# MARC Train from BWI to WAS



## BWI (Aug 18, 2015)

I have a question that I haven't been able to find an answer to -- does the MARC train from BWI to WAS have space to store carry-on baggage? I'll be traveling with a backpack and a carry-on suitcase.

I know the older MARC cars had racks above the seats to store luggage, but from the google pics I've seen, it appears that the newer bi-level trains no longer have these spacious racks.

If there are no racks, are trains around 7am in the morning into WAS especially full? I'm thinking maybe I can place the suitcase and backpack in an empty seat.

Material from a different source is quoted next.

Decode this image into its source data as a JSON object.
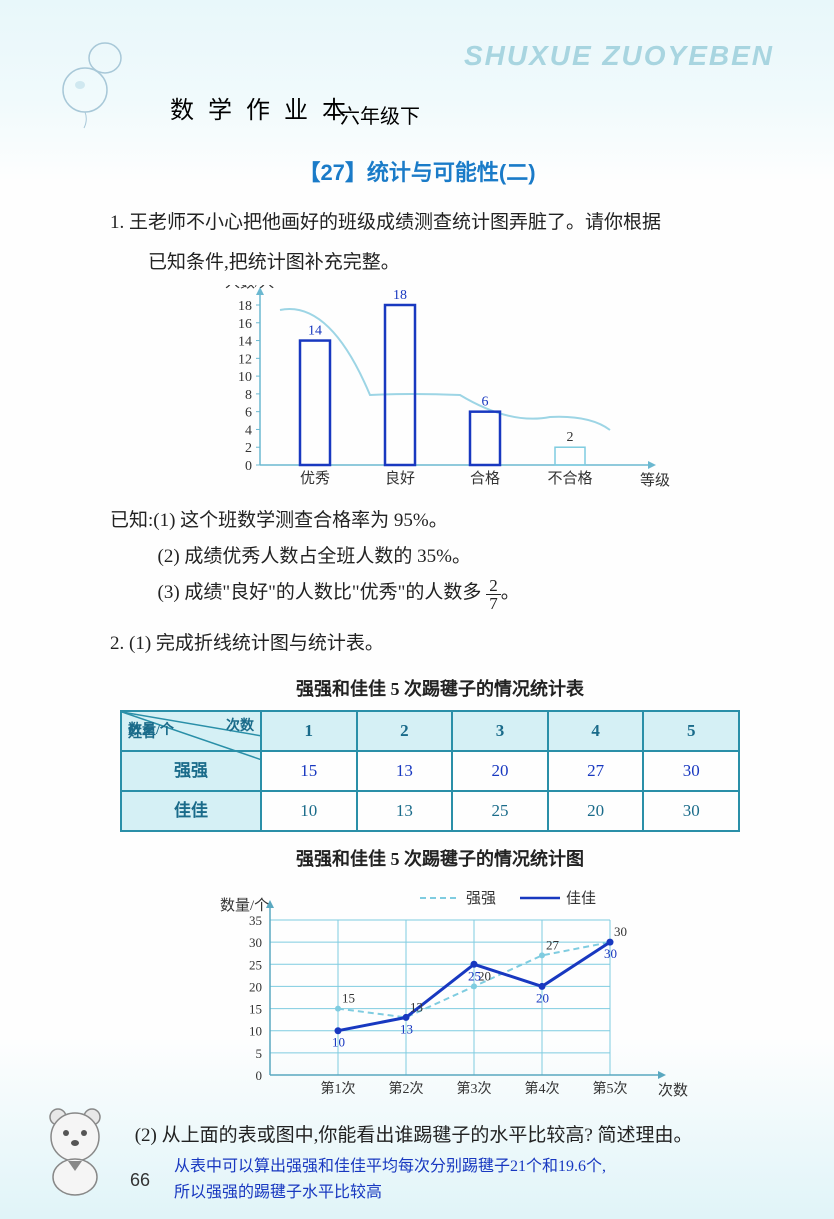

It's going to be a rough ride if I have to squeeze the suitcase, backpack, and myself all into one seat.

I've looked into traveling on Amtrak or the WMATA bus to BWI, but only MARC provides service at the right time for me.

Thanks!


----------



## the_traveler (Aug 18, 2015)

I can't speak of MARC specifically, but other commuter railroads that use bi-levels only have enough above the seat area to hold something small like a briefcase.


----------



## Ryan (Aug 18, 2015)

On the Penn Line, you'll see mostly the Kawasaki bilevels.

In the small seating areas on the "main" level (before you get to the stairs that go up and down) there is a small bit of dead space up against the back of a seat pair that you can stash a bag. I just used that space on Friday to store my larger than airplane carry on suitcase when returning from a flight that came into National.

It's going to be somewhat crowded, as you're heading into town with the rush hour, but it can certainly work.


----------



## Guest (Aug 18, 2015)

thank you for the advice!


----------